At this week’s BETT show In London, I’m among policy-makers, school leaders, and other education innovators, all with a common goal: choosing a long-term technology solution that will maximize limited budgets and learning impacts and do the right thing for students and their communities.
They must also consider the ultimate objective: preparing students to be contributors and leaders in the 21st century workplace. As the challenges facing our youth increase, with youth unemployment projected at nearly 13 percent by 2018, prioritizing workforce readiness is now a societal imperative and a top priority for educators around the world.
All of this requires a thoughtful and holistic approach: understanding teaching and learning objectives, preparing teachers for the change, and adding the right content and services to create a productive and sustainable learning environment. Success starts with students and educators first; technology second. How will teachers and students use technology in – and outside of – the classroom? And how will that technology translate to jobs in the 21st century?
Devices are the biggest piece of any classroom technology investment. Students need to consume and create, all while staying on task and away from distractions in a safe and secure environment. At Microsoft, we help school leaders meet the evolving needs of education by offering cost-effective devices and technologies that help secure and manage the business of education. Whether they are tablets, laptops or desktop PCs, we have devices to meet every need. They integrate with existing classroom technology, are robust, easy-to-implement and offer guaranteed reliability.
But even with the right devices in place, education technology implementations can fail because of lack of preparation and training for teachers and school leaders. Getting ready for new technology takes a shift in pedagogy, and a new way of thinking about sparking curiosity, collaborating with peers and expert educators, interacting with rich content and opening doors to engaging learning experiences.
Microsoft has invested $750 million in training and professional development over the last 15 years to ensure that educators are equipped to make the most of classroom technology, and that school leaders and policy-makers are equipped to guide this transformation successfully. And our commitment doesn’t stop after the purchase — it continues throughout each educator’s professional journey, and adapts to the constantly changing environment of education today. We make professional development available free of charge because we know it’s the foundation to scalable improvements in teaching and learning.
Perhaps even more important in the development of educators and school leaders is the professional learning network available through Microsoft’s educator network. This global network, now over 800,000 members strong, provides mentoring, feedback and inspiration from education innovators throughout the world.
Ultimately, though, it comes down to content: the right platform, programs, apps and tools that will truly transform learning and prepare students for the workforce.

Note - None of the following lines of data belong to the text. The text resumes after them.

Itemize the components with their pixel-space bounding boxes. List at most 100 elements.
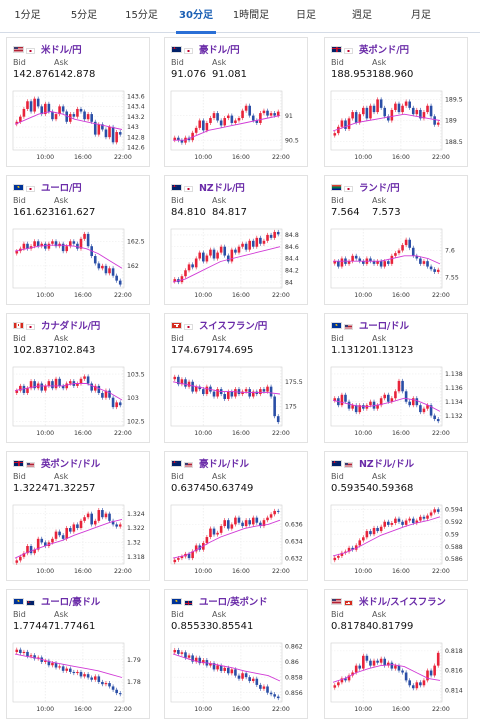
x-tick-label: 10:00 (36, 568, 54, 575)
candle (266, 386, 269, 392)
candle (51, 538, 54, 543)
bid-value: 0.63745 (171, 483, 213, 494)
tab-1min[interactable]: 1分足 (14, 10, 41, 21)
candle (379, 99, 383, 108)
candle (419, 682, 422, 686)
pair-name[interactable]: ユーロ/ドル (359, 321, 409, 332)
bid-label: Bid (171, 334, 184, 343)
candle (19, 385, 22, 391)
currency-card[interactable]: NZドル/ドル Bid Ask 0.593540.59368 10:00 16:00 22:… (324, 451, 468, 581)
candle (86, 513, 90, 518)
pair-name[interactable]: スイスフラン/円 (199, 321, 268, 332)
y-tick-label: 0.862 (285, 643, 303, 650)
candle (216, 252, 219, 259)
tab-15min[interactable]: 15分足 (125, 10, 158, 21)
pair-name[interactable]: 英ポンド/ドル (41, 459, 101, 470)
candle (22, 243, 26, 249)
candle (436, 652, 440, 666)
pair-name[interactable]: 米ドル/スイスフラン (359, 597, 446, 608)
currency-card[interactable]: ユーロ/ドル Bid Ask 1.131201.13123 10:00 16:00 22:0… (324, 313, 468, 443)
y-tick-label: 91 (285, 113, 293, 120)
pair-name[interactable]: ユーロ/英ポンド (199, 597, 268, 608)
y-tick-label: 0.636 (285, 522, 303, 529)
candle (379, 261, 383, 267)
pair-name[interactable]: カナダドル/円 (41, 321, 101, 332)
tab-daily[interactable]: 日足 (296, 10, 316, 21)
candle (191, 264, 194, 268)
candle (54, 378, 58, 389)
candle (386, 662, 390, 666)
price-values: 174.679174.695 (171, 345, 253, 356)
moving-average-line (172, 519, 281, 559)
pair-name[interactable]: 豪ドル/ドル (199, 459, 249, 470)
currency-card[interactable]: ユーロ/英ポンド Bid Ask 0.855330.85541 10:00 16:00 22… (164, 589, 308, 719)
flag-jp-icon (26, 48, 35, 54)
currency-card[interactable]: 米ドル/スイスフラン Bid Ask 0.817840.81799 10:00 16:00… (324, 589, 468, 719)
tab-1hour[interactable]: 1時間足 (232, 10, 270, 21)
candle (111, 268, 115, 276)
candle (180, 556, 184, 559)
candle (61, 535, 65, 539)
currency-card[interactable]: ユーロ/円 Bid Ask 161.623161.627 10:00 16:00 22:00… (6, 175, 150, 305)
candle (340, 120, 344, 127)
candle (379, 526, 383, 532)
candle (19, 556, 22, 561)
candle (86, 376, 90, 384)
candle (344, 394, 347, 402)
currency-card[interactable]: ランド/円 Bid Ask 7.564 7.573 10:00 16:00 22:00 7.6 7… (324, 175, 468, 305)
currency-card[interactable]: ユーロ/豪ドル Bid Ask 1.774471.77461 10:00 16:00 22:… (6, 589, 150, 719)
candle (26, 651, 29, 657)
candle (262, 686, 266, 689)
candle (111, 686, 115, 690)
x-tick-label: 22:00 (432, 706, 450, 713)
candle (108, 683, 111, 687)
price-values: 91.076 91.081 (171, 69, 247, 80)
tab-5min[interactable]: 5分足 (70, 10, 98, 21)
price-values: 0.817840.81799 (331, 621, 413, 632)
ask-value: 1.32257 (54, 483, 96, 494)
x-tick-label: 10:00 (354, 154, 372, 161)
candle (340, 552, 344, 556)
tab-weekly[interactable]: 週足 (352, 10, 372, 21)
pair-name[interactable]: NZドル/ドル (359, 459, 414, 470)
y-tick-label: 175 (285, 404, 297, 411)
candle (394, 665, 397, 669)
currency-card[interactable]: 英ポンド/円 Bid Ask 188.953188.960 10:00 16:00 22:0… (324, 37, 468, 167)
currency-card[interactable]: 米ドル/円 Bid Ask 142.876142.878 10:00 16:00 22:00… (6, 37, 150, 167)
currency-card[interactable]: 豪ドル/ドル Bid Ask 0.637450.63749 10:00 16:00 22:0… (164, 451, 308, 581)
currency-card[interactable]: カナダドル/円 Bid Ask 102.837102.843 10:00 16:00 22:… (6, 313, 150, 443)
candle (422, 516, 426, 519)
currency-card[interactable]: 英ポンド/ドル Bid Ask 1.322471.32257 10:00 16:00 22:… (6, 451, 150, 581)
currency-card[interactable]: NZドル/円 Bid Ask 84.810 84.817 10:00 16:00 22:00 8… (164, 175, 308, 305)
candle (397, 103, 401, 113)
y-tick-label: 0.818 (445, 648, 463, 655)
tab-30min[interactable]: 30分足 (170, 0, 222, 34)
pair-name[interactable]: ユーロ/円 (41, 183, 82, 194)
candle (401, 521, 404, 525)
plot-area (330, 642, 443, 703)
candle (433, 509, 436, 513)
candle (180, 652, 184, 654)
candle (347, 401, 351, 409)
price-labels: Bid Ask (331, 472, 386, 481)
currency-card[interactable]: 豪ドル/円 Bid Ask 91.076 91.081 10:00 16:00 22:00 91… (164, 37, 308, 167)
pair-name[interactable]: NZドル/円 (199, 183, 245, 194)
price-values: 161.623161.627 (13, 207, 95, 218)
pair-name[interactable]: 米ドル/円 (41, 45, 82, 56)
candle (251, 678, 255, 682)
price-labels: Bid Ask (171, 196, 226, 205)
candle (354, 665, 358, 673)
candle (65, 383, 69, 389)
pair-name[interactable]: ランド/円 (359, 183, 400, 194)
candle (194, 127, 198, 133)
pair-name[interactable]: ユーロ/豪ドル (41, 597, 101, 608)
candle (255, 237, 259, 247)
pair-name[interactable]: 英ポンド/円 (359, 45, 409, 56)
pair-name[interactable]: 豪ドル/円 (199, 45, 240, 56)
candle (33, 241, 36, 247)
card-header: ランド/円 (331, 181, 400, 194)
tab-monthly[interactable]: 月足 (411, 10, 431, 21)
flag-us-icon (331, 597, 342, 605)
currency-card[interactable]: スイスフラン/円 Bid Ask 174.679174.695 10:00 16:00 22… (164, 313, 308, 443)
candle (61, 385, 65, 389)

According to a recent IDC White Paper, sponsored by Microsoft, Skills Requirements for Tomorrow's Best Jobs: Helping Educators Provide Students with Skills and Tools They Need, on skills requirements for tomorrow’s best jobs, the skills most required across all occupations are "soft" — communication, attention to detail, customer service focus, organization and problem-solving. Proficiency in Microsoft Office was commonly found in the top 20 skills required for most of the high-growth/high salary positions globally. In fact, by 2020, nearly 30 percent of all of these occupations will require Microsoft Office or Microsoft Office-related skills. Microsoft Office is the only software package called out within the top 20 skills across all high-growth/high-salary occupations, and is third on the list of most required skills. The complete study is posted below.
Since December 1, when we launched the Microsoft Student Advantage program to give students no-cost access to Office 365, we have issued millions of new seats to qualifying institutions, suggesting that schools are already well aware of the connection between proficiency in Microsoft Office and success in the workforce.
Of course, all of this must live on a platform that’s tailor-made for the needs of teachers and students. Windows 8 apps for education are being developed quickly in the Windows Store. Additionally, Windows 8’s split screens are ideal for content creation, consumption and multi-tasking – all within an anywhere/anytime learning environment. And Windows 8 takes full advantage of the cloud, with powerful and proven education apps built specifically for the classroom.
Great examples of how Microsoft’s products and services are showing up in schools can be found in Surface, with more institutions choosing these Windows-based devices for their students, teachers and administrators. You can read about how Surface is changing the way St. Patrick’s College in London and Williston Northamption School in Massachusetts are approaching technology in the classroom on the Surface Blog.
When it comes to creating meaningful change in education and preparing students for the workforce, there is no silver bullet. It’s a combination of things: a solid plan built around learning objectives, the right device for the long-run, educators and school leaders who are prepared for change, and content that brings all of these other elements to life in the classroom and beyond.
Microsoft's legacy of focusing on teachers and school leaders is without equal, and no other company offers Microsoft’s broad portfolio of familiar, robust and secure devices, software and services. Our commitment to students and youth around the world, as seen through our work in schools and our company-wide YouthSpark initiative, is unwavering. With the right plan and tools in place today, Microsoft is committed to ensuring that students are fully engaged in learning, and prepared to meet the changing demands of the job market, readying them to lead in the 21st century economy.